When buyers needed a bidding edge, new companies offered to operate as a cash-offer middleman. But now some are stuck with hundreds of homes.

NEW YORK – A handful of young companies known as power buyers created a niche business to help homebuyers gain an edge during the hypercompetitive housing boom. While tactics varied, many offered to help buyers “present an all-cash offer,” accomplished by buying homes on behalf of the buyers as an intermediary step.

Now that the market has cooled, however, some of these companies are stuck with hundreds of homes they acquired on behalf of clients.

That unanticipated glut of homes they’re carrying is an example of how housing-oriented companies that thrived when mortgage rates were super low are now struggling to survive in a higher-rate environment.

Some power buyers say they’re optimistic the housing market can stabilize, and recently there have been a few signs that buying may be picking up. Power buyers say that their business will continue to serve homebuyers in competitive markets and help even the playing field with investors, who often purchase homes with cash.

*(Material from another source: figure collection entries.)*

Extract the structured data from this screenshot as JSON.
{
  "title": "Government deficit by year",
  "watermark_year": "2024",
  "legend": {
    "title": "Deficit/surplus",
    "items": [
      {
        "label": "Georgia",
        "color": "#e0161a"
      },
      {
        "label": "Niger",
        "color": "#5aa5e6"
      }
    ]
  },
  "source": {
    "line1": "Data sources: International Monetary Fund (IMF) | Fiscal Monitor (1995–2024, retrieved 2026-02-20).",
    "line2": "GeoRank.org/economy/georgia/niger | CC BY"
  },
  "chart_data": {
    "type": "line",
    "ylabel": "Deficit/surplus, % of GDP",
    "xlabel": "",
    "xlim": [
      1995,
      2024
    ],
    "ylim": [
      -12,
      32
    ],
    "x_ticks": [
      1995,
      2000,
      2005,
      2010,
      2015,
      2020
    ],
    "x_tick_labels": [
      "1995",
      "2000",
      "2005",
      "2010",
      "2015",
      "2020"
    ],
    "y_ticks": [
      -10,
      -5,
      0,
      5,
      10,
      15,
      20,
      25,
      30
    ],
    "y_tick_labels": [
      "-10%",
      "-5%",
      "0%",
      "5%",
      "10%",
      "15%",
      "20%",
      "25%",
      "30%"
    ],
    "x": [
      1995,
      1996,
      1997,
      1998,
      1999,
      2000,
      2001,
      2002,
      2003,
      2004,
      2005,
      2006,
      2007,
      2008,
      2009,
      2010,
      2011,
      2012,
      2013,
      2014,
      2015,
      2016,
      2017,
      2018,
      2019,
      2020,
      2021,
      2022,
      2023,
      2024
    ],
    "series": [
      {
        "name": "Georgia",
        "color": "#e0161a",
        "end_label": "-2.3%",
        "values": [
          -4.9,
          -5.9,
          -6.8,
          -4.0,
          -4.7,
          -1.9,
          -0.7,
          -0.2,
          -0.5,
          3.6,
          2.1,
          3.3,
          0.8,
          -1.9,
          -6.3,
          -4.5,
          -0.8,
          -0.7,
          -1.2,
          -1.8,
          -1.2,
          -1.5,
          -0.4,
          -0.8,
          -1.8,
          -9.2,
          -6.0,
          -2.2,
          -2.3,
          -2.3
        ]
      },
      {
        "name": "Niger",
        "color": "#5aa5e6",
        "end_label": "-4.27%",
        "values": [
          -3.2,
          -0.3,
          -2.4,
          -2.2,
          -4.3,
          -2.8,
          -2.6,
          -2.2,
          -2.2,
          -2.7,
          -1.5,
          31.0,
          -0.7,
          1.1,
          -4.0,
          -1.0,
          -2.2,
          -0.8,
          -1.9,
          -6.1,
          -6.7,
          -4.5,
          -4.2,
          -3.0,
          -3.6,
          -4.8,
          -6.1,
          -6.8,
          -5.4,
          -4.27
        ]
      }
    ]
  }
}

Meanwhile, many are focused on improving products aimed at prospective sellers nervous to list their homes in a slow market.

Some executives don’t expect every power buyer to survive.

During start-up, many new power-buyer companies relied on venture capital to grow during the height of the housing market, but they’re unlikely to raise as much money now. Between January and late November 2022, venture investment in proptech companies decreased 21% compared with the same period the year prior, according to a report from Keefe, Bruyette and Woods Inc.